Briefly, starting with an expression matrix A with non-negative elements, NMF tries to decompose A into k preselected factors:

\[ A \approx W*H \]

A factor can be thought of as an expression profile that reflects some unknown signal of heterogeneity such as that of a cell type, multiple co-localized cell types or a biological process. From the resulting matrix H, we can extract information about the contribution of spots to each factor which allows us to visualize the factors on our tissue sections. From the second matrix W, we can extract information about the contribution of genes to each factor. In other words, we can both visualize the factors spatially and characterize them by their top contributing genes. Let’s have a look at an example:

se.cor <- RunNMF(se.cor, nfactors = 10)

In the plot below, we show five selected factors with their spatial distribution and top contributing genes.

FactorPlot <- function(object, 
                       factor = 1, 
                       col.scale = c("darkblue", "cyan", "yellow", "red", "darkred")
                       ) {
  p1 <- ST.DimPlot(object, 
                   dims = factor, 
                   label.by = "slide_id",
                   center.zero = F, 
                   reduction = "NMF", 
                   ncol = 2, 
                   pt.size = 1.3, 
                   cols = col.scale, 
                   show.sb = F) & labs(fill = "factor\nactivity")
  p2 <- FactorGeneLoadingPlot(object, 
                              factor = factor, 
                              dark.theme = F) + 
    labs(title = paste("Factor", factor, "loadings")) +
    theme(axis.title.y = element_blank()) & labs(y = "gene weight")
  cowplot::plot_grid(p1, p2, ncol = 2, rel_widths = c(2, 1))
}
# FactorPlot(object = se.cor, col.scale = col_scale)

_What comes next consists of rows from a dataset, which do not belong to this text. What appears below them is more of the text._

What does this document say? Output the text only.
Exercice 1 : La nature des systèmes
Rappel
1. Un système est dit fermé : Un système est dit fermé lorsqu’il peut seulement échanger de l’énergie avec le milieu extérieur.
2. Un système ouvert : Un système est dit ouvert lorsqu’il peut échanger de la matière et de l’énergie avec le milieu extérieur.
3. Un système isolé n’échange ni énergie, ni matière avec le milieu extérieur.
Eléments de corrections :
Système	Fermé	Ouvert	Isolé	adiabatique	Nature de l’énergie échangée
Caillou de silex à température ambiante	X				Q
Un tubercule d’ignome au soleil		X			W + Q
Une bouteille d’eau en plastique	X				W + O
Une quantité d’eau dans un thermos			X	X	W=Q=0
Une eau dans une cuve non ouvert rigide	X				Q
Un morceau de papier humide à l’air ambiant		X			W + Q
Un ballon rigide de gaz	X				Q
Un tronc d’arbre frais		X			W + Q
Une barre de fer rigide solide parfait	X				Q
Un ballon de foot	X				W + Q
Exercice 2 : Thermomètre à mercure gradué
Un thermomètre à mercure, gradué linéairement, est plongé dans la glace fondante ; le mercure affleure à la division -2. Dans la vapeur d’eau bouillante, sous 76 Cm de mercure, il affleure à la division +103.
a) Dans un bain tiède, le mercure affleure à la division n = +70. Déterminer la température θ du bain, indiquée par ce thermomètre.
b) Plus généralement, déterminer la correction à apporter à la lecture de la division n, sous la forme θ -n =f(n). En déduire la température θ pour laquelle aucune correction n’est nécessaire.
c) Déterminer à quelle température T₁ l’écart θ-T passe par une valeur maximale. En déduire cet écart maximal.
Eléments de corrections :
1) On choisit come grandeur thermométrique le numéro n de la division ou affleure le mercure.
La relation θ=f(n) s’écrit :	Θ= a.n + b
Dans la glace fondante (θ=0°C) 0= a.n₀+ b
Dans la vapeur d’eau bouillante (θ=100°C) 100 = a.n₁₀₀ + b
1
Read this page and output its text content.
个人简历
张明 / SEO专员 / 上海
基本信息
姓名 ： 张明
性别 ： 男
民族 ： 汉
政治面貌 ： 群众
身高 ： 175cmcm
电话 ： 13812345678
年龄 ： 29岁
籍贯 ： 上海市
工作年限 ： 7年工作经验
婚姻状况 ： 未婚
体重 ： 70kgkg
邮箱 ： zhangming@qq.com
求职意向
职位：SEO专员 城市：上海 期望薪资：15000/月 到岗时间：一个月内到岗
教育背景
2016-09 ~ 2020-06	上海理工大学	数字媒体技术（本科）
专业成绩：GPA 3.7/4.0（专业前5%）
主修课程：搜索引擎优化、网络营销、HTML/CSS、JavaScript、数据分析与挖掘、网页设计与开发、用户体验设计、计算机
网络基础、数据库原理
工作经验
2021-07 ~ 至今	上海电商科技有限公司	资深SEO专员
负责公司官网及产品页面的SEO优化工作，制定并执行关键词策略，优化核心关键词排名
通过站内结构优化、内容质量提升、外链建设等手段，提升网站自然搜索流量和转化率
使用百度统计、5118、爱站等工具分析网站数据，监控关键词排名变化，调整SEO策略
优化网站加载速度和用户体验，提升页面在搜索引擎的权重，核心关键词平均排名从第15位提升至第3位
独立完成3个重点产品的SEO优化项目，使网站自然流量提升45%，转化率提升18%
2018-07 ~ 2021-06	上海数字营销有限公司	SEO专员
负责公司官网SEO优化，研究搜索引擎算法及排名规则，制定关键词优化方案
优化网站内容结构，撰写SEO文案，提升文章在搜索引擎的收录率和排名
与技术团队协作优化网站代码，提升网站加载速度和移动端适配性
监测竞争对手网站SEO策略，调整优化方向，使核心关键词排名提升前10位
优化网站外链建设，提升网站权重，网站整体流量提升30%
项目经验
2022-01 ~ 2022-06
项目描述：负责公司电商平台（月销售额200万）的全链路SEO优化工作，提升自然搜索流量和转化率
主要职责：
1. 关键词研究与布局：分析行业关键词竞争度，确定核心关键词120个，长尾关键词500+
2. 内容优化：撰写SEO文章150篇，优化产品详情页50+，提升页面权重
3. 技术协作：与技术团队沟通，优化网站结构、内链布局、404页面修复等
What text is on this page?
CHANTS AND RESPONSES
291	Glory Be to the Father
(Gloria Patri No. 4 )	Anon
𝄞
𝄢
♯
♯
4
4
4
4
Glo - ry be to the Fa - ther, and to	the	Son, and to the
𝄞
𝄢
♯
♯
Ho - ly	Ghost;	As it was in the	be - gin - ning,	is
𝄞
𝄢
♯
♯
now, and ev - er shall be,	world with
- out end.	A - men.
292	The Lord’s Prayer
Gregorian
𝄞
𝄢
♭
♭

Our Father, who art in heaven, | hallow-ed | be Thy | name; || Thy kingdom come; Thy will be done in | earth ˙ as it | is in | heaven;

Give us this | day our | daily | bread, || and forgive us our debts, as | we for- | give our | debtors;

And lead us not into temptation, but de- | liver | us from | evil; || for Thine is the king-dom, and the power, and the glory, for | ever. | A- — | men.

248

plot_list <- lapply(1:10, function(i) {
  FactorPlot(object = se.cor, factor = i, col.scale = col_scale)
})

cowplot::plot_grid(plotlist = plot_list[c(1, 2, 4, 5, 9)], ncol = 1)

Five example factors from an NMF analysis with k = 10. The left hand side shows the activity of the factor on the tissue sections whereas the right hand side shows the top contributing genes with their associated weights

Figure 5.4: Five example factors from an NMF analysis with k = 10. The left hand side shows the activity of the factor on the tissue sections whereas the right hand side shows the top contributing genes with their associated weights

Looking at these results, you can see that some factors still display a large difference between the two sections, which is caused by the difference in quality. Even with an effective normalization procedure, some of the factor associated marker genes are still lowly expressed and/or have low detection rates. The NMF method does not operate on the integrated data and is therefore unable to adjust for strong batch effects. However, it is often possible to pick up signals of technical variation with NMF in which case such “technical” factors can be excluded.